The only way I think I could ever accept Christianity–perhaps the way that I do accept it–is with an interpretation that moves beyond the modernist/liberal views.  I think Jesus is a fine role-model, with a great deal of wisdom to offer, and a strong moral code to follow–and viewing him as the allegorical son of God is one way I think I can be at ease with the whole Jesus concept.  Nothing really proves that he wasn’t using metaphor when he spoke of himself as the son of God.  After all, most of what Jesus taught was in parable format–the use of extended metaphors was basically his very own Socratic method.

Regarding Hell, too, I think it’s important to think of this concept from within an allegorical framework.  First of all, most modern publications of the Bible no longer include references to Hell.  The Old Testament does not–so it is only sensible that the New Testament, birthed out of the Old, would not either.  Rather, the King James and earlier interpretations latched on to the very Greco-Roman concept of Hades, and translated that into Hell.  The notion of salvation, then, was also transformed.  Initially it simply meant closeness to God.  Jews believed in a very personal relationship with God.  There were many old, outdated ways (sacrifices) that they could make to apologize for doing bad things.  Here it is important to recall that Jesus was Jewish, though a very unorthodox Jew to be sure!  I think Jesus was simply trying to “modernize” or perhaps simplify the process, saying that all you need to do is believe to be “saved.”  This of course was later twisted into salvation from a Hell that had prior never been a part of either the Jewish religion or the message of Jesus.  Salvation was simply getting back in God’s graces.  There was no threat of Hell.  I believe there is no threat of Hell–only a life without God, or distant from God.  Salvation is, to me at least, simply a path to God and spiritual contentment.

So, to me, the only way I could accept Christianity is to view Jesus as a messenger who personalized the relationship with humankind and God–and used allegory and extended metaphor to describe our relationship to God as a very personal, even familial one.  Hell was a later invention, used to strike fear into the hearts of the unbeliever and “transgressor” and to make the concept of salvation more desperate, more essential, than it was ever intended to be.  Jesus was a reformer, trying to cast out old outdated methods of reaching closeness to God–his biggest enemies were the High Priests and the Tax Collectors, after all….

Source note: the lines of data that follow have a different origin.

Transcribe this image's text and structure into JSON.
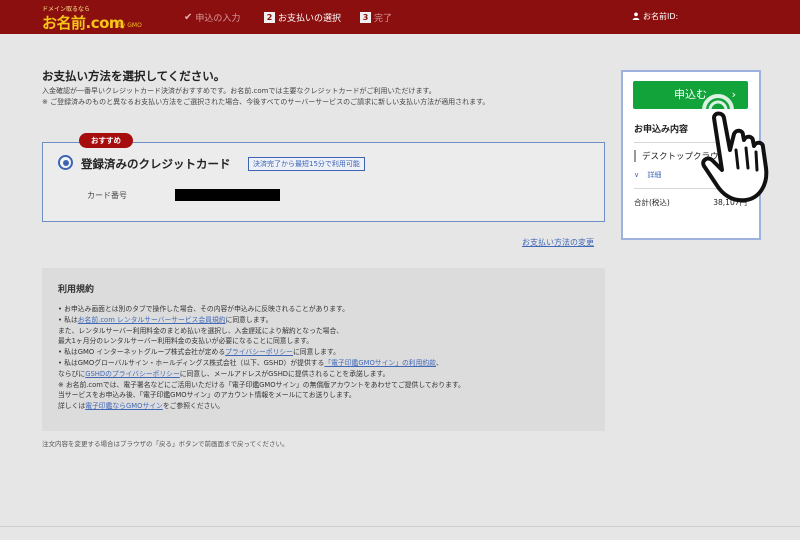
{
  "header": {
    "logo_tag": "ドメイン取るなら",
    "logo_main": "お名前.com",
    "logo_sub": "by GMO",
    "steps": [
      {
        "label": "申込の入力",
        "state": "done"
      },
      {
        "num": "2",
        "label": "お支払いの選択",
        "state": "current"
      },
      {
        "num": "3",
        "label": "完了",
        "state": "upcoming"
      }
    ],
    "user_label": "お名前ID:"
  },
  "main": {
    "title": "お支払い方法を選択してください。",
    "desc1": "入金確認が一番早いクレジットカード決済がおすすめです。お名前.comでは主要なクレジットカードがご利用いただけます。",
    "desc2": "※ ご登録済みのものと異なるお支払い方法をご選択された場合、今後すべてのサーバーサービスのご請求に新しい支払い方法が適用されます。",
    "payment": {
      "badge": "おすすめ",
      "title": "登録済みのクレジットカード",
      "note": "決済完了から最短15分で利用可能",
      "card_number_label": "カード番号"
    },
    "change_link": "お支払い方法の変更",
    "terms": {
      "title": "利用規約",
      "lines": [
        {
          "text": "• お申込み画面とは別のタブで操作した場合、その内容が申込みに反映されることがあります。"
        },
        {
          "pre": "• 私は",
          "link": "お名前.com レンタルサーバーサービス会員規約",
          "post": "に同意します。"
        },
        {
          "text": "   また、レンタルサーバー利用料金のまとめ払いを選択し、入金遅延により解約となった場合、"
        },
        {
          "text": "   最大1ヶ月分のレンタルサーバー利用料金の支払いが必要になることに同意します。"
        },
        {
          "pre": "• 私はGMO インターネットグループ株式会社が定める",
          "link": "プライバシーポリシー",
          "post": "に同意します。"
        },
        {
          "pre": "• 私はGMOグローバルサイン・ホールディングス株式会社（以下、GSHD）が提供する",
          "link": "「電子印鑑GMOサイン」の利用約款",
          "post": "、"
        },
        {
          "pre": "   ならびに",
          "link": "GSHDのプライバシーポリシー",
          "post": "に同意し、メールアドレスがGSHDに提供されることを承諾します。"
        },
        {
          "text": "※ お名前.comでは、電子署名などにご活用いただける「電子印鑑GMOサイン」の無償版アカウントをあわせてご提供しております。"
        },
        {
          "text": "   当サービスをお申込み後、「電子印鑑GMOサイン」のアカウント情報をメールにてお送りします。"
        },
        {
          "pre": "   詳しくは",
          "link": "電子印鑑ならGMOサイン",
          "post": "をご参照ください。"
        }
      ]
    },
    "footer_note": "注文内容を変更する場合はブラウザの「戻る」ボタンで前画面まで戻ってください。"
  },
  "sidebar": {
    "apply_label": "申込む",
    "apply_arrow": "›",
    "section_title": "お申込み内容",
    "item": "デスクトップクラウド",
    "detail_label": "詳細",
    "total_label": "合計(税込)",
    "total_value": "38,107円"
  },
  "colors": {
    "header_bg": "#8b0f0f",
    "logo": "#f5c518",
    "badge": "#a60d0d",
    "accent_blue": "#3e63b3",
    "apply_green": "#12a33b",
    "link": "#4169b8"
  },
  "icons": {
    "user": "user-icon",
    "check": "check-icon",
    "radio": "radio-selected-icon",
    "chevron": "chevron-down-icon",
    "cursor": "hand-pointer-icon"
  }
}
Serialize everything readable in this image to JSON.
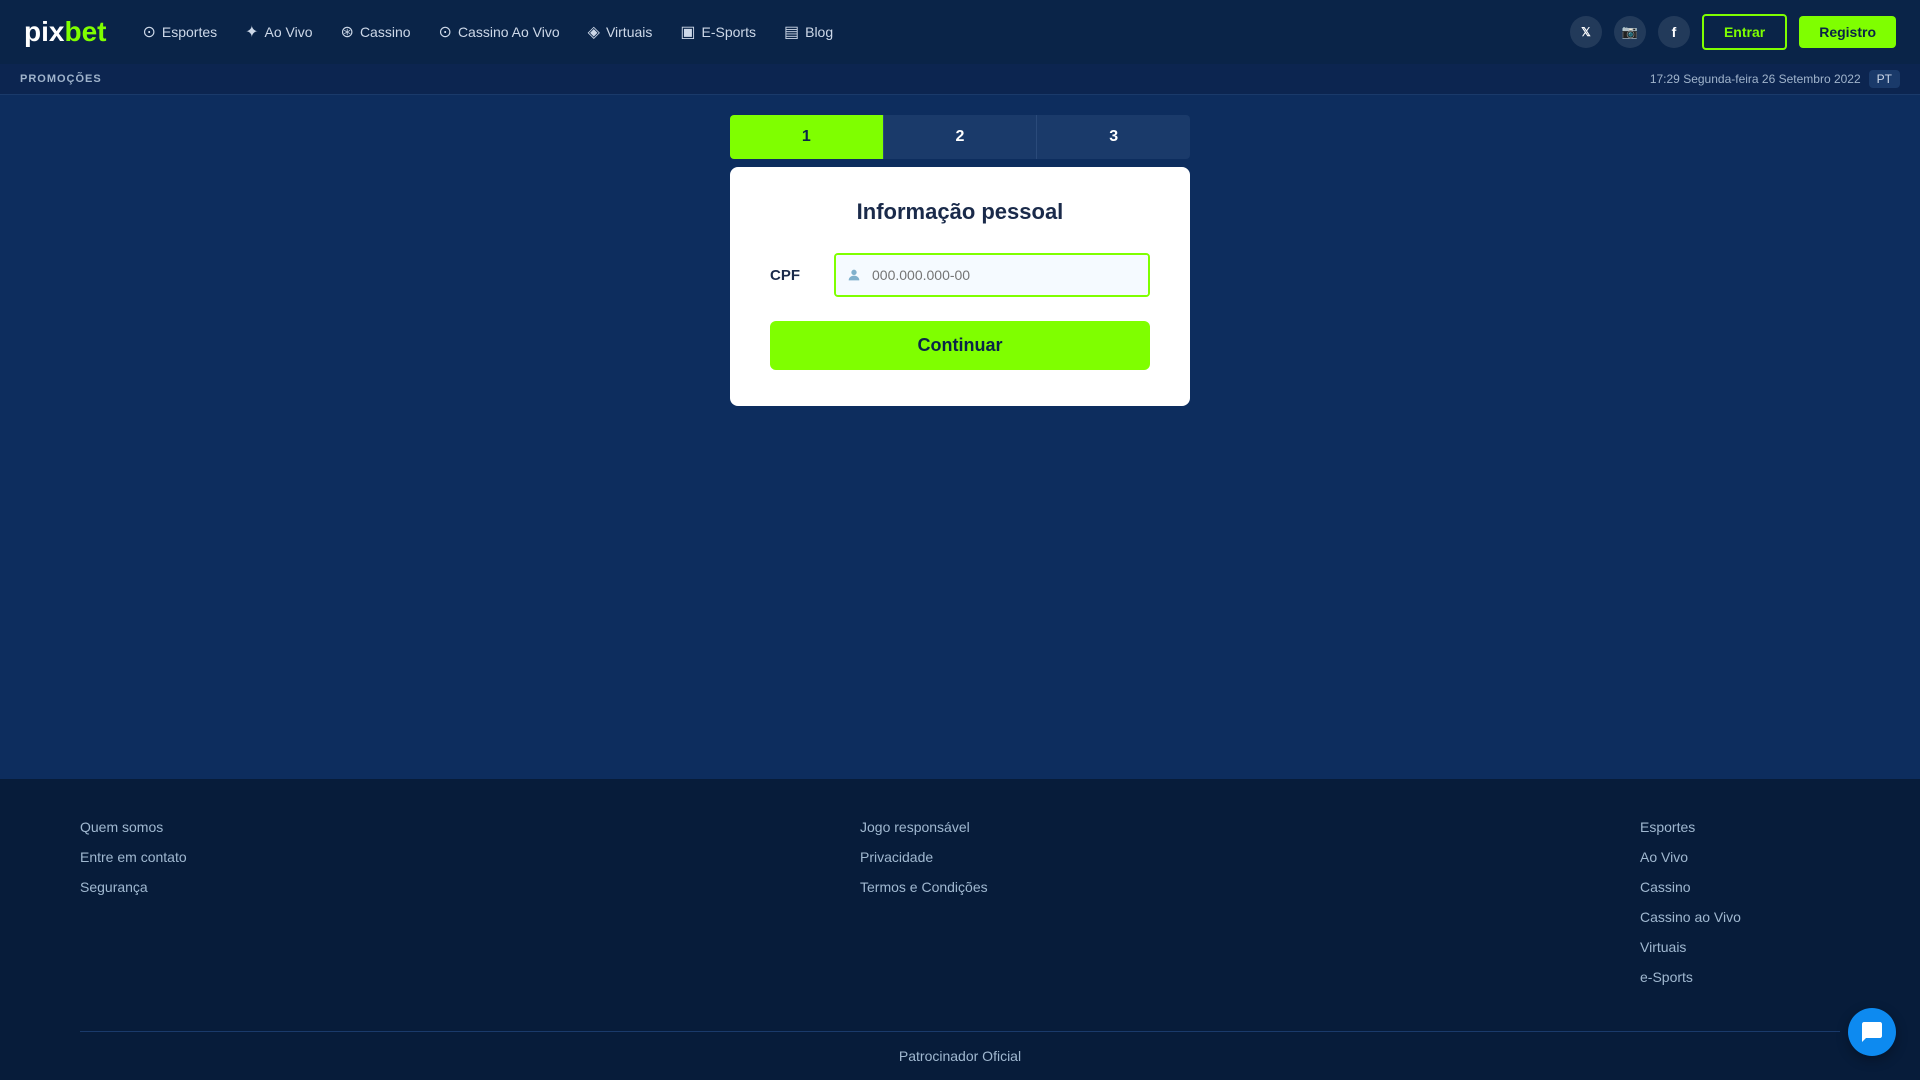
{
  "header": {
    "logo_pix": "pix",
    "logo_bet": "bet",
    "nav": [
      {
        "id": "esportes",
        "label": "Esportes",
        "icon": "⊙"
      },
      {
        "id": "ao-vivo",
        "label": "Ao Vivo",
        "icon": "✦"
      },
      {
        "id": "cassino",
        "label": "Cassino",
        "icon": "⊛"
      },
      {
        "id": "cassino-ao-vivo",
        "label": "Cassino Ao Vivo",
        "icon": "⊙"
      },
      {
        "id": "virtuais",
        "label": "Virtuais",
        "icon": "◈"
      },
      {
        "id": "e-sports",
        "label": "E-Sports",
        "icon": "▣"
      },
      {
        "id": "blog",
        "label": "Blog",
        "icon": "▤"
      }
    ],
    "social": [
      {
        "id": "twitter",
        "icon": "𝕏",
        "label": "Twitter"
      },
      {
        "id": "instagram",
        "icon": "📷",
        "label": "Instagram"
      },
      {
        "id": "facebook",
        "icon": "f",
        "label": "Facebook"
      }
    ],
    "btn_entrar": "Entrar",
    "btn_registro": "Registro"
  },
  "promo_bar": {
    "label": "PROMOÇÕES",
    "datetime": "17:29 Segunda-feira 26 Setembro 2022",
    "lang": "PT"
  },
  "steps": [
    {
      "id": "step-1",
      "label": "1"
    },
    {
      "id": "step-2",
      "label": "2"
    },
    {
      "id": "step-3",
      "label": "3"
    }
  ],
  "form": {
    "title": "Informação pessoal",
    "cpf_label": "CPF",
    "cpf_placeholder": "000.000.000-00",
    "cpf_icon": "👤",
    "btn_continuar": "Continuar"
  },
  "footer": {
    "col1": {
      "links": [
        {
          "label": "Quem somos"
        },
        {
          "label": "Entre em contato"
        },
        {
          "label": "Segurança"
        }
      ]
    },
    "col2": {
      "links": [
        {
          "label": "Jogo responsável"
        },
        {
          "label": "Privacidade"
        },
        {
          "label": "Termos e Condições"
        }
      ]
    },
    "col3": {
      "links": [
        {
          "label": "Esportes"
        },
        {
          "label": "Ao Vivo"
        },
        {
          "label": "Cassino"
        },
        {
          "label": "Cassino ao Vivo"
        },
        {
          "label": "Virtuais"
        },
        {
          "label": "e-Sports"
        }
      ]
    },
    "bottom": "Patrocinador Oficial"
  }
}
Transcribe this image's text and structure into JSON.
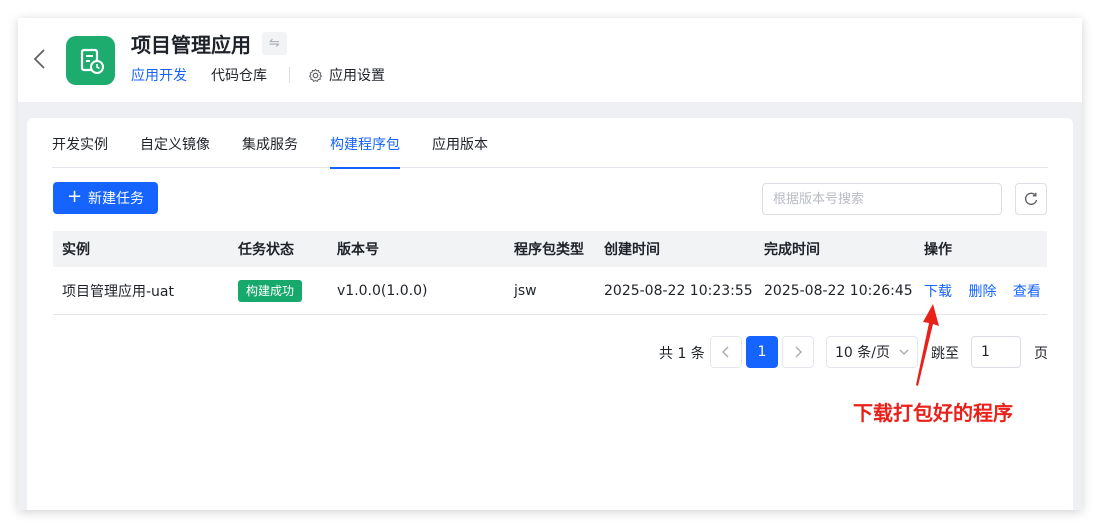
{
  "header": {
    "app_title": "项目管理应用",
    "switch_icon": "swap-icon",
    "nav": {
      "dev": "应用开发",
      "repo": "代码仓库",
      "settings": "应用设置"
    }
  },
  "tabs": [
    {
      "label": "开发实例"
    },
    {
      "label": "自定义镜像"
    },
    {
      "label": "集成服务"
    },
    {
      "label": "构建程序包",
      "active": true
    },
    {
      "label": "应用版本"
    }
  ],
  "toolbar": {
    "new_task": "新建任务",
    "search_placeholder": "根据版本号搜索"
  },
  "table": {
    "columns": [
      "实例",
      "任务状态",
      "版本号",
      "程序包类型",
      "创建时间",
      "完成时间",
      "操作"
    ],
    "rows": [
      {
        "instance": "项目管理应用-uat",
        "status": "构建成功",
        "version": "v1.0.0(1.0.0)",
        "package_type": "jsw",
        "created": "2025-08-22 10:23:55",
        "finished": "2025-08-22 10:26:45",
        "actions": [
          "下载",
          "删除",
          "查看"
        ]
      }
    ]
  },
  "pagination": {
    "total": "共 1 条",
    "current_page": "1",
    "page_size": "10 条/页",
    "jump_label": "跳至",
    "jump_value": "1",
    "page_suffix": "页"
  },
  "annotation": {
    "text": "下载打包好的程序",
    "color": "#e8211a"
  },
  "colors": {
    "primary": "#1664ff",
    "success": "#17a86c",
    "app_icon": "#1eab6e"
  }
}
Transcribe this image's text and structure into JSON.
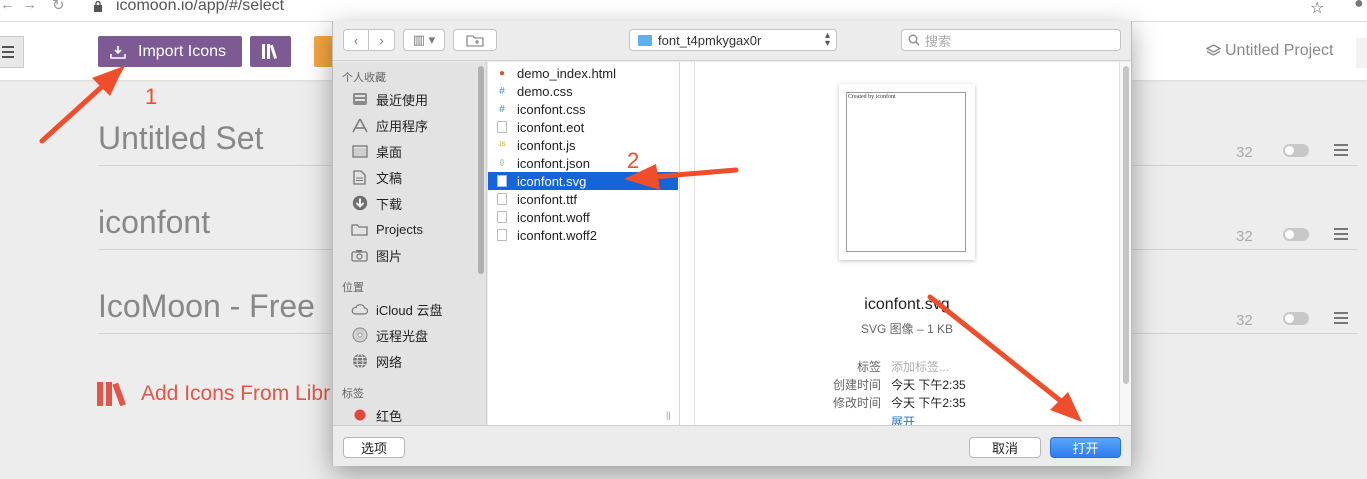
{
  "browser": {
    "url": "icomoon.io/app/#/select"
  },
  "header": {
    "import_label": "Import Icons",
    "project_label": "Untitled Project"
  },
  "sets": [
    {
      "name": "Untitled Set",
      "count": "32"
    },
    {
      "name": "iconfont",
      "count": "32"
    },
    {
      "name": "IcoMoon - Free",
      "count": "32"
    }
  ],
  "add_library_label": "Add Icons From Libr",
  "dialog": {
    "path": "font_t4pmkygax0r",
    "search_placeholder": "搜索",
    "sidebar": {
      "favorites_title": "个人收藏",
      "favorites": [
        {
          "label": "最近使用",
          "icon": "clock-icon"
        },
        {
          "label": "应用程序",
          "icon": "apps-icon"
        },
        {
          "label": "桌面",
          "icon": "desktop-icon"
        },
        {
          "label": "文稿",
          "icon": "document-icon"
        },
        {
          "label": "下载",
          "icon": "download-icon"
        },
        {
          "label": "Projects",
          "icon": "folder-icon"
        },
        {
          "label": "图片",
          "icon": "camera-icon"
        }
      ],
      "locations_title": "位置",
      "locations": [
        {
          "label": "iCloud 云盘",
          "icon": "cloud-icon"
        },
        {
          "label": "远程光盘",
          "icon": "disc-icon"
        },
        {
          "label": "网络",
          "icon": "network-icon"
        }
      ],
      "tags_title": "标签",
      "tags": [
        {
          "label": "红色",
          "color": "#e5453a"
        }
      ]
    },
    "files": [
      {
        "name": "demo_index.html",
        "badge": "●"
      },
      {
        "name": "demo.css",
        "badge": "#"
      },
      {
        "name": "iconfont.css",
        "badge": "#"
      },
      {
        "name": "iconfont.eot",
        "badge": ""
      },
      {
        "name": "iconfont.js",
        "badge": "JS"
      },
      {
        "name": "iconfont.json",
        "badge": "{}"
      },
      {
        "name": "iconfont.svg",
        "badge": "",
        "selected": true
      },
      {
        "name": "iconfont.ttf",
        "badge": ""
      },
      {
        "name": "iconfont.woff",
        "badge": ""
      },
      {
        "name": "iconfont.woff2",
        "badge": ""
      }
    ],
    "preview": {
      "thumb_text": "Created by iconfont",
      "name": "iconfont.svg",
      "kind": "SVG 图像 – 1 KB",
      "meta": [
        {
          "label": "标签",
          "value": "添加标签...",
          "placeholder": true
        },
        {
          "label": "创建时间",
          "value": "今天 下午2:35"
        },
        {
          "label": "修改时间",
          "value": "今天 下午2:35"
        }
      ],
      "more_label": "展开"
    },
    "options_label": "选项",
    "cancel_label": "取消",
    "open_label": "打开"
  },
  "annotations": {
    "step1": "1",
    "step2": "2",
    "arrow_color": "#ef4e2c"
  }
}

In this sense, I can see myself calling myself a Christian–one who believes in a close, personal, and individual relationship with God; one who doesn’t believe in the exclusivity of one man or one faith over the other (recall the Good Samaritan); and one who  disbelieves utterly in the concept or notion of a Hell that we need to be saved from–salvation, to me, is a deeply personal  thing, an awakening of our own inner spirituality  and our own  inner connection to God.